1. Being controlling and bossy is not good leadership
Some people are natural-born leaders, others are not. When you’re simply bossing people around, they do not generally respond well. Anyone can bark demands, but it takes a true leader to thoughtfully assign roles. You need to choose individuals that will be able to effectively fill the role you choose for them. Then, have confidence in their abilities, guiding them when needed.
2. Show that you have a good work ethic
Actions speak louder than words. There’s a reason that you’re the boss. You gained that position for a reason, so show that you are the leader in which you make yourself out to be. Don’t be afraid to jump in and help employees in need.
Are you short on an employee one day? Pick up the extra slack. When you show that you have a good work ethic and you’re willing to help your team, your employees will respond better to your requests. When you are someone to look up to, you become a role model for your team.
3. Give credit where credit is due
There are many bosses which feed off recognition. Everyone likes to be recognized for what they accomplish, but make sure credit is given to those that deserve it. As a leader, you will gain recognition by leading and inspiring your team, but make sure individuals who contribute are also shown that they are valued.
Those that deserve credit should be receiving it. This can be as simple as publicly congratulating someone at your next staff meeting. Encouragement is very important as it supports a strong, efficient work environment.
4. Respect work styles that differ from yours
As a boss, you will be clear on what you expect as an end result. What goals would you like your team to reach? As long as your employees are reaching the end objective in a timely fashion, their style should not create conflict. Some bosses only want things done their way and their way only. However, different people have different work styles. What works for one isn’t as effective for another.

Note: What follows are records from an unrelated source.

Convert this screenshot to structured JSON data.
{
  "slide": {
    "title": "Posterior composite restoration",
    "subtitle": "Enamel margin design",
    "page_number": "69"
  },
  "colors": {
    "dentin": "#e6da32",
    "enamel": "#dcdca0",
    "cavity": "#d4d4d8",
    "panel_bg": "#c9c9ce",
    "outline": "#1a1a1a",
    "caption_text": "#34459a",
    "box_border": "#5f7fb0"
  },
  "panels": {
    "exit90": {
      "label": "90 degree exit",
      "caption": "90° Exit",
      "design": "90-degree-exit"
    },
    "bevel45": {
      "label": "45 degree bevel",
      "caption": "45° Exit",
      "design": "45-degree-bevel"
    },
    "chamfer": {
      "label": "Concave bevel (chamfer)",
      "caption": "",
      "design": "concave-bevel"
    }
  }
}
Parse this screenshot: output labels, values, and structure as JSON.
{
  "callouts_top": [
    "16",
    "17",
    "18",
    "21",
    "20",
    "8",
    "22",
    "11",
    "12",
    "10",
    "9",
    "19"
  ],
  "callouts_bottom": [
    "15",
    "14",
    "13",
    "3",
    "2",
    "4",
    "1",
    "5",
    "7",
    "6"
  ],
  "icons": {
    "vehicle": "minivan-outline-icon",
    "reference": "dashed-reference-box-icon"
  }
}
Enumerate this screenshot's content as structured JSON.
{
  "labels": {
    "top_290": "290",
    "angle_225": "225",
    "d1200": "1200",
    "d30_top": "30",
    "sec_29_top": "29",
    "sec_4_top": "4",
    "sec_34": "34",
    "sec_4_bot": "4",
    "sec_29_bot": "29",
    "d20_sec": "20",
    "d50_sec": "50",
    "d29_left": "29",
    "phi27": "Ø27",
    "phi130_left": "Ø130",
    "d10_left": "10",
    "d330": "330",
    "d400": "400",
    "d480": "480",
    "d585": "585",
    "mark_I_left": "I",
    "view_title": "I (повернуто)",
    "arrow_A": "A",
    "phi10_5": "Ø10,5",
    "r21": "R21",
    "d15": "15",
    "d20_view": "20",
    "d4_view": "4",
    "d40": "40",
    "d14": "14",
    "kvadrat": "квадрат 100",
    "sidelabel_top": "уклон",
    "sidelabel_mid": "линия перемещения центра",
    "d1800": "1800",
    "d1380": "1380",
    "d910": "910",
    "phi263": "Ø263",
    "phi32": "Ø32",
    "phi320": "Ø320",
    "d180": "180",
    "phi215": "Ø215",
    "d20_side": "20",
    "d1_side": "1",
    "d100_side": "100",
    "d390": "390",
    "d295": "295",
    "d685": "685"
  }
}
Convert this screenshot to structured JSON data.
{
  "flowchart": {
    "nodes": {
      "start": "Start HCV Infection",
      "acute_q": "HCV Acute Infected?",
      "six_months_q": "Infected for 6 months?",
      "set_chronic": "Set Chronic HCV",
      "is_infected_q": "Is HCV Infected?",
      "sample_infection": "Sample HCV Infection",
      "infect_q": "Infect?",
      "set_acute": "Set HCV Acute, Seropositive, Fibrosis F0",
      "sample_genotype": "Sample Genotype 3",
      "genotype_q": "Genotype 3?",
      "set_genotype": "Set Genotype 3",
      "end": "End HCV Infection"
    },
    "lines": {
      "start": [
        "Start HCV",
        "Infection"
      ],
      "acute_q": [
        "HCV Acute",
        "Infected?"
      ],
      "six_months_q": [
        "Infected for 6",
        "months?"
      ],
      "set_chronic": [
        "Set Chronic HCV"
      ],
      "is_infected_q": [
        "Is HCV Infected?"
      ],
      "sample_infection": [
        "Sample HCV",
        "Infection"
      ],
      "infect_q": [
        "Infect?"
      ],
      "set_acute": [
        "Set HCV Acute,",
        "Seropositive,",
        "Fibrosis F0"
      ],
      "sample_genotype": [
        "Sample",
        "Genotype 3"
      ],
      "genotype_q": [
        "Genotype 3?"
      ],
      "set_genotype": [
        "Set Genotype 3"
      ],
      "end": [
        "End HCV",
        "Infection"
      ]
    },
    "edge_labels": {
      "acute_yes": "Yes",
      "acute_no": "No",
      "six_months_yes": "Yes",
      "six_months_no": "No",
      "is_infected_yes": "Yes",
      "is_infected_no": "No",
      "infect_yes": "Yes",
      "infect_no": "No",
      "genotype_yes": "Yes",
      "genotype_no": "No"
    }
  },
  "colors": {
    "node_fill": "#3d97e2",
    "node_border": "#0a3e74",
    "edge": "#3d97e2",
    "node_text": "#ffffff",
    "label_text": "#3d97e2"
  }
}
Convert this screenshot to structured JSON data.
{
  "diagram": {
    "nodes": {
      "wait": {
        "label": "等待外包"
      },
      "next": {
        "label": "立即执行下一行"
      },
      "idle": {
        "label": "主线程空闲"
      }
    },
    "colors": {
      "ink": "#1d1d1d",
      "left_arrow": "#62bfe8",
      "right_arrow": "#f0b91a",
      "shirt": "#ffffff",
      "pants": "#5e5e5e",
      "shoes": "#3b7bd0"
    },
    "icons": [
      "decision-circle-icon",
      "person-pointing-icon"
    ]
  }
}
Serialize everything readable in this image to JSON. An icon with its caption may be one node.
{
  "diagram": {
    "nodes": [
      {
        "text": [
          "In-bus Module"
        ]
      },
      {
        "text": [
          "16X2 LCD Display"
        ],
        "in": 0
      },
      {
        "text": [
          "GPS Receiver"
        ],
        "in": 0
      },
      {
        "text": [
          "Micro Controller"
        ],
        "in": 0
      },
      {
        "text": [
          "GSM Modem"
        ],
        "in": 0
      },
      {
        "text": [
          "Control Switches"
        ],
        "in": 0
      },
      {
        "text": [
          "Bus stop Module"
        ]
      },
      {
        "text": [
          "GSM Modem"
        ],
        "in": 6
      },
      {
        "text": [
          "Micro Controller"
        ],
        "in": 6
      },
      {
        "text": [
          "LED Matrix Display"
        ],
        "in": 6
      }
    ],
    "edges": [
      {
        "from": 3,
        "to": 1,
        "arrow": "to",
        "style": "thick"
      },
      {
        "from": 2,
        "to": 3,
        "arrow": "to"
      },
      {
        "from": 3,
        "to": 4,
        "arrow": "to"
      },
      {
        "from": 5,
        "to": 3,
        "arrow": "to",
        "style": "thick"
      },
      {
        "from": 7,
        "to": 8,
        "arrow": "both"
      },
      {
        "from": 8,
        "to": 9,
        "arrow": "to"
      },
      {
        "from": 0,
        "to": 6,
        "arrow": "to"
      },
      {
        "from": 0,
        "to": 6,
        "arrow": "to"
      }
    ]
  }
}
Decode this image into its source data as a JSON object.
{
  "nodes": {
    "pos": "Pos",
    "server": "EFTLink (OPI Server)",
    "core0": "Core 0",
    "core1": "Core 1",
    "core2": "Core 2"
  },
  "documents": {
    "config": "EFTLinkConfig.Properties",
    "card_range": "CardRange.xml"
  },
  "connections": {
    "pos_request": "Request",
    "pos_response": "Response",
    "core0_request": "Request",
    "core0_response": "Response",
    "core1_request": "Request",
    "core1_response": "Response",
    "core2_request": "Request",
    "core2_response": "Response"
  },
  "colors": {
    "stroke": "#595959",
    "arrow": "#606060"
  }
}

5. Don't demand, ask instead
You can achieve the same end result without barking orders. If you approach an employee and say, ’Do this right now’, how do you think they will honestly react? Instead, approach in an authoritative but gentle manner. Ask them instead of demanding orders. Say something like, ’I know that you’re busy right now, but could you please focus your attention on this task?’ Same request but a completely different approach.
6. Be there to listen
Although you may think being a boss is all about talking, it is not. Listening is a very important part of being a boss, not only for your employees but in order to improve. When your employees are comfortable talking to you, they’re more inclined to come to you with ideas and critical suggestions. Also, when you’re willing to hear from your employees, you’re showing that you care.
Remember: anyone can be a boss, but not everyone is a leader. You do not need to be a bitch in order to gain the respect and attention of your employees. In fact, it’s the exact opposite. You know what they say: you catch more flies with honey than vinegar. Be a true leader, guiding your team without being controlling and abrasive.